Nor has Bamyeh’s ideal of the distant, isolated, and objective Arab social scientist represented a chosen posture in the past. What the Arab Spring, as an epistemological revolution, could bring is a shift away from viewing reality as a distractive messy place requiring distance, towards a renewed groundedness with organic connections, which brings measured aspirations into research, rather than trying to discipline social science investigation through rigorous, often ill-fitting, frameworks.


Mohammed Bamyeh’s point of arrival differs from my own. Bamyeh sets out to survey a large field, looking back and forth from the Arab Spring, yet the report simply notes growth and challenges rather than offering recommendations. In his conclusion, he calls for further transformation before Arab social sciences can “proclaim they have securely housed social sciences and utilized them in all their diverse appearances” – an end goal that is quite circular, revealing that the Arab social sciences have yet to figure out what they mean in light of the current social upheavals.
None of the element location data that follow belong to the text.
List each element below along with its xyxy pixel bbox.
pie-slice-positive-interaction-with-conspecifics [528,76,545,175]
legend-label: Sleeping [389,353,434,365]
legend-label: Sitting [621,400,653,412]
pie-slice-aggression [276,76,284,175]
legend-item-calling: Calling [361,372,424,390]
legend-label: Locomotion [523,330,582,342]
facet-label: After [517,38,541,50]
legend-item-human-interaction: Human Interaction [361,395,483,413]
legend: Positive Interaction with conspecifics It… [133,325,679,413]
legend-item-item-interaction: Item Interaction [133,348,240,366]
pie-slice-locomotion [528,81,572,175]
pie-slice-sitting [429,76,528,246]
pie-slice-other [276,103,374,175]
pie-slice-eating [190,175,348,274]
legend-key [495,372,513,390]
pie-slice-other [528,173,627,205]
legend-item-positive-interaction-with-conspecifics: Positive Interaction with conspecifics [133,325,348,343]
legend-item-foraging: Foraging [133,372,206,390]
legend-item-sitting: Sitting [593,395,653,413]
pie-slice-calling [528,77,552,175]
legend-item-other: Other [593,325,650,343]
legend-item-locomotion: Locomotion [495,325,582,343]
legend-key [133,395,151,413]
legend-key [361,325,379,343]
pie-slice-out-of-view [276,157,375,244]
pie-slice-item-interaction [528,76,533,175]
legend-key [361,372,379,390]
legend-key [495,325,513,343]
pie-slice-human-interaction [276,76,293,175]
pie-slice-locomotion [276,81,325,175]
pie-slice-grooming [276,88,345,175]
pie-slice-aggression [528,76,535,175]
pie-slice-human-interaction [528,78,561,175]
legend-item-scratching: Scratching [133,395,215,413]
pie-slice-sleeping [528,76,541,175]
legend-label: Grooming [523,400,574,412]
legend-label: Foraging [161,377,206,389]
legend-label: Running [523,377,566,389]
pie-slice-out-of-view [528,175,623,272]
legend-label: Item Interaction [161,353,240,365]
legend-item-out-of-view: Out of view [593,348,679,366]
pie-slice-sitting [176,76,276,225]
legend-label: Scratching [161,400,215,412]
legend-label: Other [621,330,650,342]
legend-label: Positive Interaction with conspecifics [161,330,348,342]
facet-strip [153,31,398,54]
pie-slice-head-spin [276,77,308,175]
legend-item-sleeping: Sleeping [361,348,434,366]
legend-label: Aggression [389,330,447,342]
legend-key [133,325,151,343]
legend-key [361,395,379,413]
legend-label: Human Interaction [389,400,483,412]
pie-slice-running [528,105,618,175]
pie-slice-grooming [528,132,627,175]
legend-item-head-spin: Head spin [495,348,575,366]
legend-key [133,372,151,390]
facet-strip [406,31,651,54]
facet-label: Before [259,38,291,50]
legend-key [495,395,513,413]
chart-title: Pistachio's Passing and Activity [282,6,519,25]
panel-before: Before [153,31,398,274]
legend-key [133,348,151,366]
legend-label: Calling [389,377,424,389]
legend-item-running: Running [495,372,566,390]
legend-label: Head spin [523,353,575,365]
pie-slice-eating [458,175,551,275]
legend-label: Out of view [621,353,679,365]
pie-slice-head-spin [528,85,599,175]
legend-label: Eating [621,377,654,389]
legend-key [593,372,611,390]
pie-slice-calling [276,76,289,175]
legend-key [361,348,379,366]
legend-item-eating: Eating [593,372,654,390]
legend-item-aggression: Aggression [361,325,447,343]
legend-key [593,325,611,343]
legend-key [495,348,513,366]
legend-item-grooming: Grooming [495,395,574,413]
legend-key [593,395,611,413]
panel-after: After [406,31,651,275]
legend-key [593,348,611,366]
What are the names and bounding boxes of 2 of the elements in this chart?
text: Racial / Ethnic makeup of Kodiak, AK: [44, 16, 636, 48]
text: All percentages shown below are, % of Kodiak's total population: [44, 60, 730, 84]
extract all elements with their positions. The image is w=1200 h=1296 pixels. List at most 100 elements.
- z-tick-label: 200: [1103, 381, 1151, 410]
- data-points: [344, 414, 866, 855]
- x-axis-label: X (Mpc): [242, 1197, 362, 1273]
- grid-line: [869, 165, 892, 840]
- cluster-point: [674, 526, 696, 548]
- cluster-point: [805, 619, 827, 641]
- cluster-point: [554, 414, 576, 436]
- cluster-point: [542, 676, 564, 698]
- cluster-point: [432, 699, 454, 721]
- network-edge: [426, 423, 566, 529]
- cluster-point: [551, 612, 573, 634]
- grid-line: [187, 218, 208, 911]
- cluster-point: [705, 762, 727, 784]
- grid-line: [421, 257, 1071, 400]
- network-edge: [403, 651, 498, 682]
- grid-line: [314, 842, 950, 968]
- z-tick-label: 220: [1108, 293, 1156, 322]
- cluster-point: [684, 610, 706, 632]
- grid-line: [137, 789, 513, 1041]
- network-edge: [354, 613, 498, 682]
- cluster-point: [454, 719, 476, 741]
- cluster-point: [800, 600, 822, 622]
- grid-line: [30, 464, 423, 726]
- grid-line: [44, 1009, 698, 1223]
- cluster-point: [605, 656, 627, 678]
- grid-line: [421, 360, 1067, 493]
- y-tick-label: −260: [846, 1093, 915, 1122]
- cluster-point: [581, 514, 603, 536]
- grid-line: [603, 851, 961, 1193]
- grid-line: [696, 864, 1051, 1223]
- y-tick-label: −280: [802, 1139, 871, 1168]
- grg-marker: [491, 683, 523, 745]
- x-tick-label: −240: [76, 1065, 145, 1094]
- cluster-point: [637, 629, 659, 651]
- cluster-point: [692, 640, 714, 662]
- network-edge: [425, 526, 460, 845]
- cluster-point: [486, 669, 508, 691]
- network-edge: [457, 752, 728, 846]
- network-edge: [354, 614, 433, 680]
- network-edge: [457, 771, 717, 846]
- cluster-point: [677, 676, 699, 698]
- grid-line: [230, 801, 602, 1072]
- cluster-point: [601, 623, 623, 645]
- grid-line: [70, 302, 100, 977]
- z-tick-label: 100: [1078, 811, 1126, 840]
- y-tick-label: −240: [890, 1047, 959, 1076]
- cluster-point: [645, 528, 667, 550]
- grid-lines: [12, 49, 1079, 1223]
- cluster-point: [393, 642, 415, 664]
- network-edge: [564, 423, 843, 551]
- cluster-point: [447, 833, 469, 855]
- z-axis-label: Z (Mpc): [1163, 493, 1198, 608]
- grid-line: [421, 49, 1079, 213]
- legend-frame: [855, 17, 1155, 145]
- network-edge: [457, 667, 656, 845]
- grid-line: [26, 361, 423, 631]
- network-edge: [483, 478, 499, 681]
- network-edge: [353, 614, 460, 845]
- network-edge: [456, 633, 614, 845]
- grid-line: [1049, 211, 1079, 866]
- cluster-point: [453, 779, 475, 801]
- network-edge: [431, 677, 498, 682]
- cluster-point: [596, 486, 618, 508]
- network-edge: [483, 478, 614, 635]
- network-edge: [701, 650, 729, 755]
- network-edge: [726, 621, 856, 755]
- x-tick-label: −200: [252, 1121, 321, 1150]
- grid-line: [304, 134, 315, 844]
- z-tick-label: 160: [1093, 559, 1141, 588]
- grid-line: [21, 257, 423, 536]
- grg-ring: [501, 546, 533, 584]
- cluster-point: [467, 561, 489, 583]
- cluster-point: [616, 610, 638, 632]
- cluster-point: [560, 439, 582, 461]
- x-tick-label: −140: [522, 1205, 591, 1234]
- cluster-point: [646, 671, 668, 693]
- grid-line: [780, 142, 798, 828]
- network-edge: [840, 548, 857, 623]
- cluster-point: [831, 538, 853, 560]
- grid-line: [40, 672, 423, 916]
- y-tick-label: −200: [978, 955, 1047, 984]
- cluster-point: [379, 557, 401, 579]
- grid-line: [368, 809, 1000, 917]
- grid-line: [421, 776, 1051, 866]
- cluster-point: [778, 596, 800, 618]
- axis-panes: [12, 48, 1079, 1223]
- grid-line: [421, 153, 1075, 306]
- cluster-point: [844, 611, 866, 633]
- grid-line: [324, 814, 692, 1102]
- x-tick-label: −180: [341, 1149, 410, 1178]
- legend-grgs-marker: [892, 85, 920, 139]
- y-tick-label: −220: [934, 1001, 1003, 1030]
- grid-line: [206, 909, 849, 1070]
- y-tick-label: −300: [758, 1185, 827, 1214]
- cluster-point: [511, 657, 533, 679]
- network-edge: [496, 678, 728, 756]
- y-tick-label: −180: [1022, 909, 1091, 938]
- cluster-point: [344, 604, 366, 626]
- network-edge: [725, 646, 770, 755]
Instead of focusing on the “presence” of social science, perhaps we should ask more dynamic questions relating to “permanence,” “resilience,” “coherence,” or “subsistence.” Speaking from the standpoint of the “Arab Spring generation” rather than the topics, institutional settings, and methods, it is the critical conjuncture in which they find themselves that makes the social sciences in the Arab world distinctive. As Arab social sciences search for an identity, we have an opportunity to express the aspirations of many as we design rigorous research agendas. Perhaps this report will set us on the path toward an active dialogue that the situation demands.